Pinduoduo est une plateforme de commerce social très populaire en Chine. Malgré les initiatives déclarées par la plateforme pour lutter contre les contrefaçons, les titulaires de droits signalent une présence massive de produits frauduleux. Le site ne semble pas engagé dans une réelle coopération avec les marques pour résoudre ces problèmes. Les délais de retrait des annonces sont excessivement longs (jusqu’à deux semaines), et les vendeurs de contrefaçons continuent d’opérer librement. De plus, certains vendeurs sponsorisés sont faussement étiquetés comme "autorisé", ce qui trompe les consommateurs en leur donnant l’impression d’acheter des produits officiels.

7. Shopee (Singapour) - shopee.com

Shopee est une plateforme de commerce en ligne active dans plusieurs pays asiatiques et latino-américains. La présence de contrefaçons varie selon les régions : si la plateforme à Taïwan semble relativement bien contrôlée, en Indonésie, Malaisie, Philippines et Vietnam, le problème est bien plus grave.
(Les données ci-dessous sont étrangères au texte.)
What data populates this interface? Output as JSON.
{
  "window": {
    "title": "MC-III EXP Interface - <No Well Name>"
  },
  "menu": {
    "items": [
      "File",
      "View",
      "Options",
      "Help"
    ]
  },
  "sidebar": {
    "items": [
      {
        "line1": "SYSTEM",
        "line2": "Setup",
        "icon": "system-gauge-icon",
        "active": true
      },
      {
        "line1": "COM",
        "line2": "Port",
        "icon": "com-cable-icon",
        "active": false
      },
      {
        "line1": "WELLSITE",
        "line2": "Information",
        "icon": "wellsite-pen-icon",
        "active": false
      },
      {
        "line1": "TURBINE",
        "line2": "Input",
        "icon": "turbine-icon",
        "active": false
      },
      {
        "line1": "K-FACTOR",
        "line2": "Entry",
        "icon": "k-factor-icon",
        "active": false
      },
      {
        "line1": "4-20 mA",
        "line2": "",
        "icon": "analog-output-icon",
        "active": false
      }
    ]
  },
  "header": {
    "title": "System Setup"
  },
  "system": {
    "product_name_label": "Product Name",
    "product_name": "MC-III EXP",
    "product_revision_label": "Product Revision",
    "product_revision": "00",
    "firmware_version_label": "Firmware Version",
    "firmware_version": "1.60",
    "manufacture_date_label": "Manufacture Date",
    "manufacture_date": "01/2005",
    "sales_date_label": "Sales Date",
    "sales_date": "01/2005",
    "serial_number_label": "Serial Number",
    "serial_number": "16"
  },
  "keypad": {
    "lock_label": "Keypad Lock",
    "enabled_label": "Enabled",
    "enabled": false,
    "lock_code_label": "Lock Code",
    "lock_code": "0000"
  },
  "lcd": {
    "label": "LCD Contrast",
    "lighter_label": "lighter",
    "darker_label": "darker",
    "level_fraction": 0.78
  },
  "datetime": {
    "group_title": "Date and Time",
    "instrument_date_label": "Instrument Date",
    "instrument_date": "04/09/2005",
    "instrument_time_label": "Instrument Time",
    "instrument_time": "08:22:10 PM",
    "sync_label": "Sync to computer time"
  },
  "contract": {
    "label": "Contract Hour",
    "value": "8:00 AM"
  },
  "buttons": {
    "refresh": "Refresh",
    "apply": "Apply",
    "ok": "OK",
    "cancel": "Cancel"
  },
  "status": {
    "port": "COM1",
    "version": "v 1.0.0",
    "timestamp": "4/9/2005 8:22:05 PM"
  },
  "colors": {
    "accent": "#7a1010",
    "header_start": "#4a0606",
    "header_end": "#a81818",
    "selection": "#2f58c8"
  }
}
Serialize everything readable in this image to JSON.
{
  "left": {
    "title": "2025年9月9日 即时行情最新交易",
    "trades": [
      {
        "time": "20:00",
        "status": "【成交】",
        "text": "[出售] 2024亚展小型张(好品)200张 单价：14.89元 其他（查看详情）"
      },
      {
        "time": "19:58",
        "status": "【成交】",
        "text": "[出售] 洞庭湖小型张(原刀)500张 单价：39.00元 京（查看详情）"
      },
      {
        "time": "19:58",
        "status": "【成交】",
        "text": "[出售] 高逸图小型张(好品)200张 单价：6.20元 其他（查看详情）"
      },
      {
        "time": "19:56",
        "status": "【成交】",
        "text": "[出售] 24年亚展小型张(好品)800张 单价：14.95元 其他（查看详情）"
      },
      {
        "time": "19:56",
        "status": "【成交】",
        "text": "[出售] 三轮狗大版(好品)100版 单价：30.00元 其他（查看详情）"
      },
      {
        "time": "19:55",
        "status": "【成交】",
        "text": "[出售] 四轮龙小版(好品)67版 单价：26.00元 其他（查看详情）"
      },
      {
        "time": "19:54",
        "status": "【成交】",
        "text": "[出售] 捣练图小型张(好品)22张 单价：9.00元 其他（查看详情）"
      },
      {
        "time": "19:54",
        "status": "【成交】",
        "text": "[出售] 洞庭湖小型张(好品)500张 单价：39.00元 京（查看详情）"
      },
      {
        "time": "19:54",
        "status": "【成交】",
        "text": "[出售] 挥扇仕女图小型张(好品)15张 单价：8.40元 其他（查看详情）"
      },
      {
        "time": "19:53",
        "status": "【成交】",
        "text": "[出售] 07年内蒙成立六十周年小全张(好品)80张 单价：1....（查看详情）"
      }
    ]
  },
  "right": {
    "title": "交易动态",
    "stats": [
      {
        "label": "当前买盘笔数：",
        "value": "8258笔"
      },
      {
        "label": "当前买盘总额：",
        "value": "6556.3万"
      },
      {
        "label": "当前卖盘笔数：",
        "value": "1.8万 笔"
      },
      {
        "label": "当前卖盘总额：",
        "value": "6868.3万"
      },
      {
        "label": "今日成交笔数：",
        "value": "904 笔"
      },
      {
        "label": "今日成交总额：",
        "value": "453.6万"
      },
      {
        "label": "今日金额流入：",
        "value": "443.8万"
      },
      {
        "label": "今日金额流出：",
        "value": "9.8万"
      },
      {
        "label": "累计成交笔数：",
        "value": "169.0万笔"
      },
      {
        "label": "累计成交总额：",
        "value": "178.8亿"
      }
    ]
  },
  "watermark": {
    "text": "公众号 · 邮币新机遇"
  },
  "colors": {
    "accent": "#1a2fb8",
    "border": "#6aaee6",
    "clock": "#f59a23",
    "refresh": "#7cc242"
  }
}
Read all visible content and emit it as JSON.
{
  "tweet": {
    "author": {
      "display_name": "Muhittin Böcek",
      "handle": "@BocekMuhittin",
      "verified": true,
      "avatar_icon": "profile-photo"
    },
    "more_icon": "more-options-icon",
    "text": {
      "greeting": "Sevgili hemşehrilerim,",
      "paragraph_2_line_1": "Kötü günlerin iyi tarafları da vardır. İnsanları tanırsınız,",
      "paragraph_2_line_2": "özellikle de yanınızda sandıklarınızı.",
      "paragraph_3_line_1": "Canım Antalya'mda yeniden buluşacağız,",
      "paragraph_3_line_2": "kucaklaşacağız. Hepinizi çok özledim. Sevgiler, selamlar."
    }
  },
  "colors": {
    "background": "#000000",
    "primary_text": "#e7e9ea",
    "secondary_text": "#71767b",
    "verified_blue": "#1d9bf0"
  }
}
Shopee a investi dans un portail dédié aux plaintes pour atteinte à la propriété intellectuelle et a renforcé la vérification des vendeurs dans certains pays. Cependant, des lacunes persistent, notamment une politique trop laxiste envers les vendeurs récidivistes. Shopee autorise encore les vendeurs ayant été signalés à continuer leur activité, ce qui freine la lutte contre la contrefaçon.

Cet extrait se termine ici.